Rose Atwell

Personal information
- Born: January 28, 2009 (age 17) Valencia, California

Chess career
- Country: United States
- Title: International Master (2026)
- FIDE rating: 2342 (August 2026)
- Peak rating: 2410 (June 2026)

= Rose Atwell =

American chess player (born 2009)

Rose Atwell (born January 28, 2009) is an American chess player who holds the title of International Master (IM). She reached a peak FIDE rating of 2410 in June 2026.

==Chess career==
In April 2023, Atwell defeated a grandmaster for the first time, at the Larry Evans Memorial.

In July 2024, Atwell finished second in the U.S. Girls' Junior Championship, behind Alice Lee. In October, making her debut in the U.S. Women's Chess Championship, she defeated former U.S. women's champion Anna Zatonskih in the first round.

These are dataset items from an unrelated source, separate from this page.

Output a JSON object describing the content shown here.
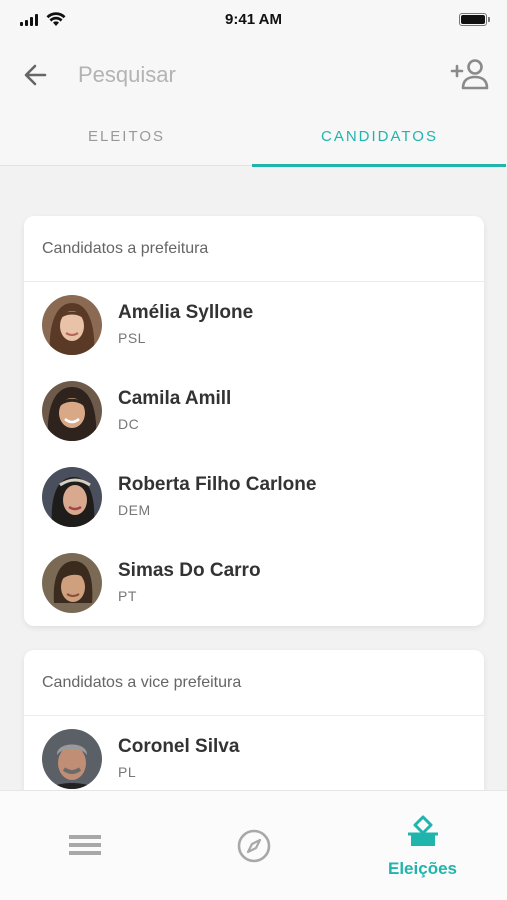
{
  "status_bar": {
    "time": "9:41 AM"
  },
  "header": {
    "search_placeholder": "Pesquisar"
  },
  "tabs": [
    {
      "label": "ELEITOS",
      "active": false
    },
    {
      "label": "CANDIDATOS",
      "active": true
    }
  ],
  "sections": [
    {
      "title": "Candidatos a prefeitura",
      "candidates": [
        {
          "name": "Amélia Syllone",
          "party": "PSL"
        },
        {
          "name": "Camila Amill",
          "party": "DC"
        },
        {
          "name": "Roberta Filho Carlone",
          "party": "DEM"
        },
        {
          "name": "Simas Do Carro",
          "party": "PT"
        }
      ]
    },
    {
      "title": "Candidatos a vice prefeitura",
      "candidates": [
        {
          "name": "Coronel Silva",
          "party": "PL"
        }
      ]
    }
  ],
  "bottom_nav": {
    "items": [
      {
        "icon": "menu-icon",
        "label": "",
        "active": false
      },
      {
        "icon": "compass-icon",
        "label": "",
        "active": false
      },
      {
        "icon": "ballot-icon",
        "label": "Eleições",
        "active": true
      }
    ]
  },
  "colors": {
    "accent": "#1fb5ad",
    "inactive": "#999999",
    "background": "#f2f2f2"
  }
}
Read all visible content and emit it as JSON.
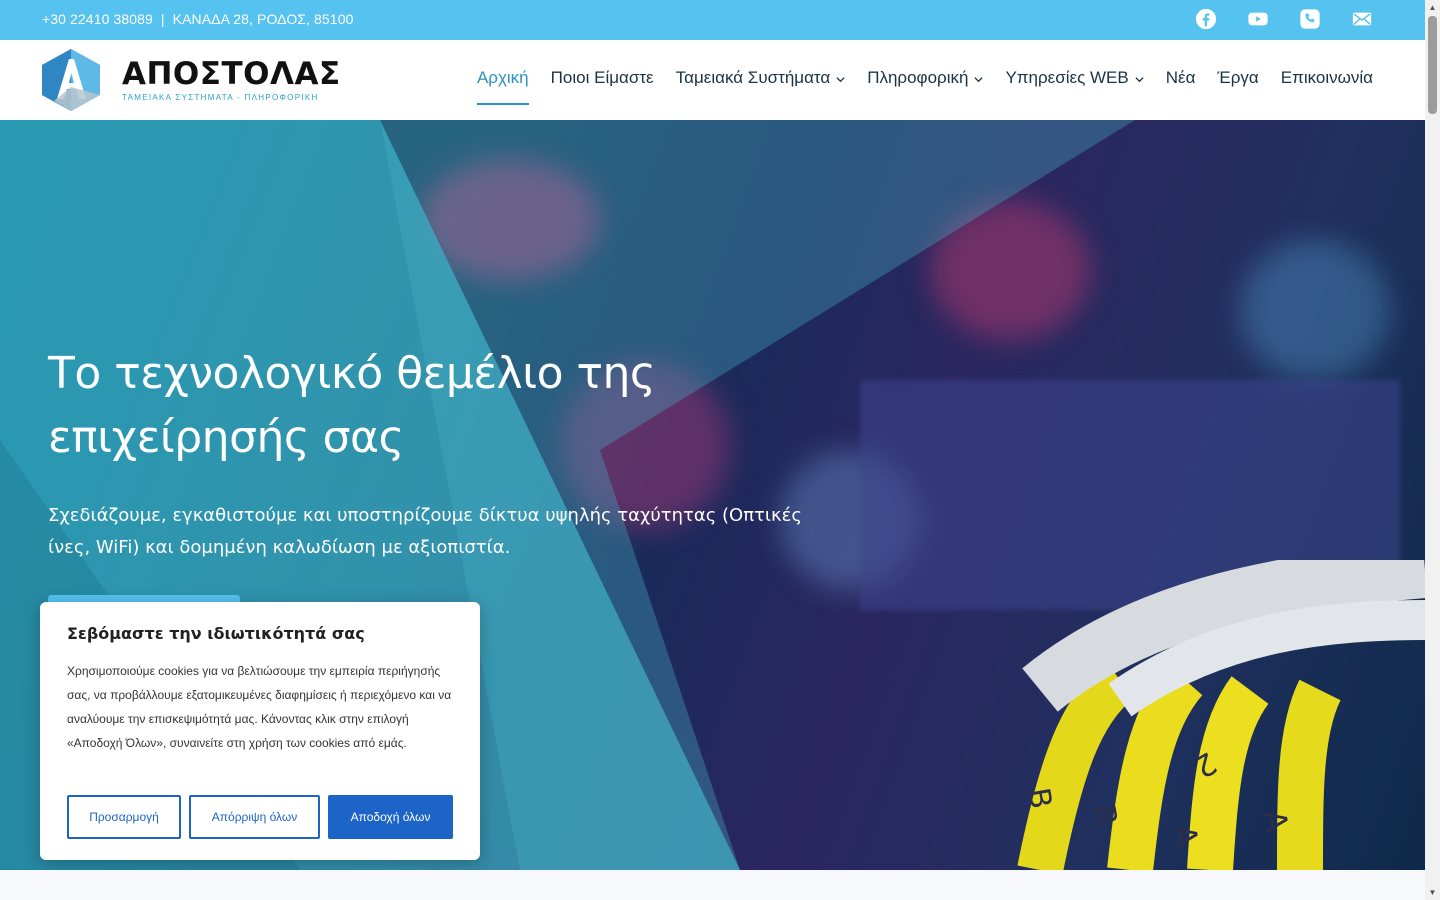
{
  "topbar": {
    "phone": "+30 22410 38089",
    "separator": "|",
    "address": "ΚΑΝΑΔΑ 28, ΡΟΔΟΣ, 85100",
    "icons": [
      "facebook-icon",
      "youtube-icon",
      "phone-icon",
      "mail-icon"
    ],
    "bg_color": "#55c2ef"
  },
  "logo": {
    "name": "ΑΠΟΣΤΟΛΑΣ",
    "tagline": "ΤΑΜΕΙΑΚΑ ΣΥΣΤΗΜΑΤΑ - ΠΛΗΡΟΦΟΡΙΚΗ"
  },
  "nav": {
    "items": [
      {
        "label": "Αρχική",
        "active": true,
        "dropdown": false
      },
      {
        "label": "Ποιοι Είμαστε",
        "active": false,
        "dropdown": false
      },
      {
        "label": "Ταμειακά Συστήματα",
        "active": false,
        "dropdown": true
      },
      {
        "label": "Πληροφορική",
        "active": false,
        "dropdown": true
      },
      {
        "label": "Υπηρεσίες WEB",
        "active": false,
        "dropdown": true
      },
      {
        "label": "Νέα",
        "active": false,
        "dropdown": false
      },
      {
        "label": "Έργα",
        "active": false,
        "dropdown": false
      },
      {
        "label": "Επικοινωνία",
        "active": false,
        "dropdown": false
      }
    ],
    "active_color": "#2d93c1"
  },
  "hero": {
    "title_line1": "Το τεχνολογικό θεμέλιο της",
    "title_line2": "επιχείρησής σας",
    "subtitle_line1": "Σχεδιάζουμε, εγκαθιστούμε και υποστηρίζουμε δίκτυα υψηλής ταχύτητας (Οπτικές",
    "subtitle_line2": "ίνες, WiFi) και δομημένη καλωδίωση με αξιοπιστία.",
    "cable_labels": [
      "1",
      "B",
      "B",
      "2",
      "A",
      "1",
      "A"
    ]
  },
  "cookie": {
    "title": "Σεβόμαστε την ιδιωτικότητά σας",
    "text": "Χρησιμοποιούμε cookies για να βελτιώσουμε την εμπειρία περιήγησής σας, να προβάλλουμε εξατομικευμένες διαφημίσεις ή περιεχόμενο και να αναλύουμε την επισκεψιμότητά μας. Κάνοντας κλικ στην επιλογή «Αποδοχή Όλων», συναινείτε στη χρήση των cookies από εμάς.",
    "customize": "Προσαρμογή",
    "reject": "Απόρριψη όλων",
    "accept": "Αποδοχή όλων",
    "accent_color": "#1c64c8"
  }
}
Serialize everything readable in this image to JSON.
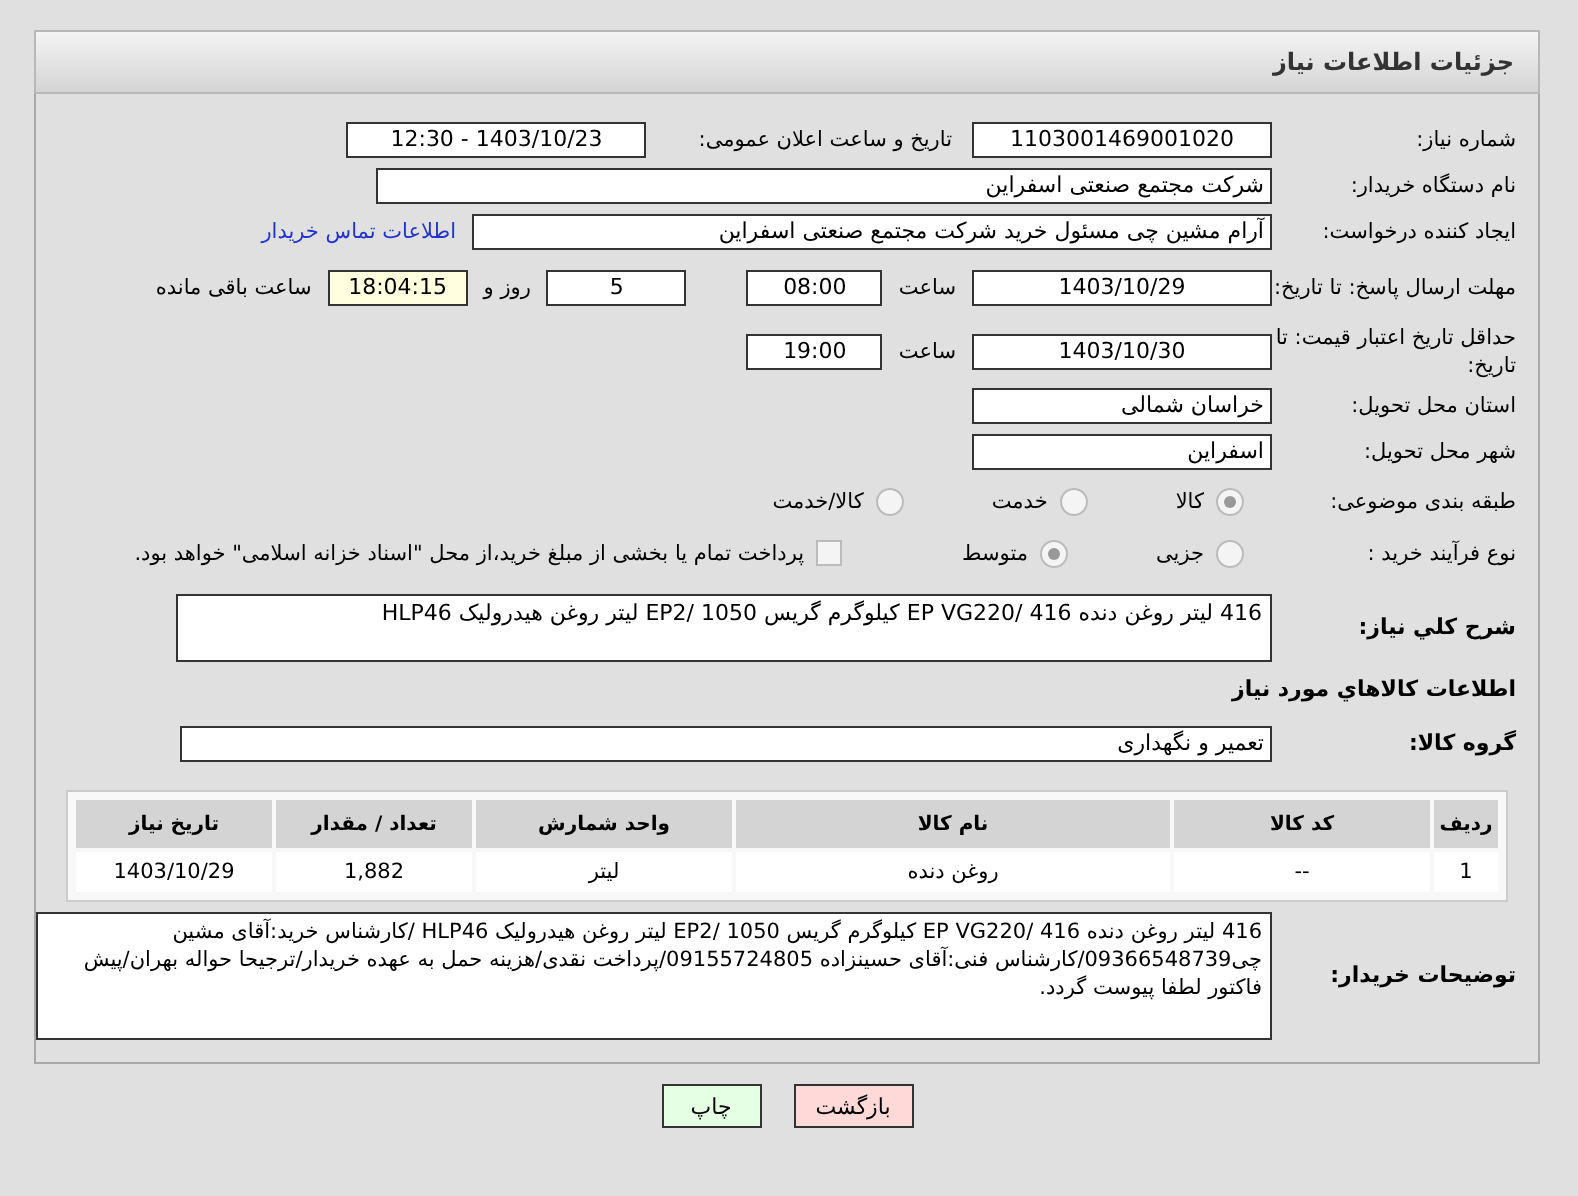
{
  "header": {
    "title": "جزئیات اطلاعات نیاز"
  },
  "fields": {
    "need_number": {
      "label": "شماره نیاز:",
      "value": "1103001469001020"
    },
    "announce": {
      "label": "تاریخ و ساعت اعلان عمومی:",
      "value": "1403/10/23 - 12:30"
    },
    "buyer": {
      "label": "نام دستگاه خریدار:",
      "value": "شرکت مجتمع صنعتی اسفراین"
    },
    "creator": {
      "label": "ایجاد کننده درخواست:",
      "value": "آرام مشین چی مسئول خرید شرکت مجتمع صنعتی اسفراین",
      "link": "اطلاعات تماس خریدار"
    },
    "deadline": {
      "label": "مهلت ارسال پاسخ: تا تاریخ:",
      "date": "1403/10/29",
      "time_label": "ساعت",
      "time": "08:00",
      "days": "5",
      "days_label": "روز و",
      "remaining": "18:04:15",
      "remaining_label": "ساعت باقی مانده"
    },
    "validity": {
      "label": "حداقل تاریخ اعتبار قیمت: تا تاریخ:",
      "date": "1403/10/30",
      "time_label": "ساعت",
      "time": "19:00"
    },
    "province": {
      "label": "استان محل تحویل:",
      "value": "خراسان شمالی"
    },
    "city": {
      "label": "شهر محل تحویل:",
      "value": "اسفراین"
    }
  },
  "category": {
    "label": "طبقه بندی موضوعی:",
    "options": [
      {
        "label": "کالا",
        "selected": true
      },
      {
        "label": "خدمت",
        "selected": false
      },
      {
        "label": "کالا/خدمت",
        "selected": false
      }
    ]
  },
  "process": {
    "label": "نوع فرآیند خرید :",
    "options": [
      {
        "label": "جزیی",
        "selected": false
      },
      {
        "label": "متوسط",
        "selected": true
      }
    ],
    "treasury": {
      "checked": false,
      "text": "پرداخت تمام یا بخشی از مبلغ خرید،از محل \"اسناد خزانه اسلامی\" خواهد بود."
    }
  },
  "description": {
    "label": "شرح کلي نياز:",
    "value": "416 لیتر روغن دنده 416 /EP VG220 کیلوگرم گریس 1050 /EP2 لیتر روغن هیدرولیک HLP46"
  },
  "goods_title": "اطلاعات کالاهاي مورد نياز",
  "goods_group": {
    "label": "گروه کالا:",
    "value": "تعمیر و نگهداری"
  },
  "table": {
    "columns": [
      "رديف",
      "کد کالا",
      "نام کالا",
      "واحد شمارش",
      "تعداد / مقدار",
      "تاریخ نیاز"
    ],
    "rows": [
      [
        "1",
        "--",
        "روغن دنده",
        "لیتر",
        "1,882",
        "1403/10/29"
      ]
    ]
  },
  "buyer_notes": {
    "label": "توضیحات خریدار:",
    "value": "416 لیتر روغن دنده 416 /EP VG220 کیلوگرم گریس 1050 /EP2 لیتر روغن هیدرولیک HLP46 /کارشناس خرید:آقای مشین چی09366548739/کارشناس فنی:آقای حسینزاده 09155724805/پرداخت نقدی/هزینه حمل به عهده خریدار/ترجیحا حواله بهران/پیش فاکتور لطفا پیوست گردد."
  },
  "buttons": [
    {
      "label": "بازگشت",
      "kind": "back"
    },
    {
      "label": "چاپ",
      "kind": "print"
    }
  ]
}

In September 2025, Atwell won the International Master section of the Charlotte Chess Center Labor Day Norm Invitational with a score of 6½/9. The result earned her a second IM norm and more than 50 FIDE rating points. In the October 2025 FIDE rating list, she was ranked 85th among women and 12th among girls after gaining 69 rating points during the preceding month.

At the 2026 Saint Louis Masters, Atwell scored 4/9 for a 2494 performance rating, earned another IM norm, and gained 36 FIDE rating points. Her results included a win over grandmaster Harsha Bharathakoti and draws against four other grandmasters.

Later that month, Atwell tied for first with Eric Chang Liu in the 2026 National High School (K–12) Championship, scoring 6½/7 and finishing ahead on tiebreaks. By that point, she had crossed a FIDE rating of 2400 and had earned all three required IM norms, making her eligible for the International Master title. FIDE subsequently listed Atwell as an International Master in 2026.

In June 2026, Atwell's published rating reached a career-high 2410 after she finished second in the Southern California State Championship. FIDE reported that she had gained 120 rating points during the first five months of the year. That month, she was also selected as a 2026 Samford Chess Fellow.

Atwell was selected for the United States women's team for the 2026 Chess Olympiad in Samarkand, where she was scheduled to make her Olympiad debut.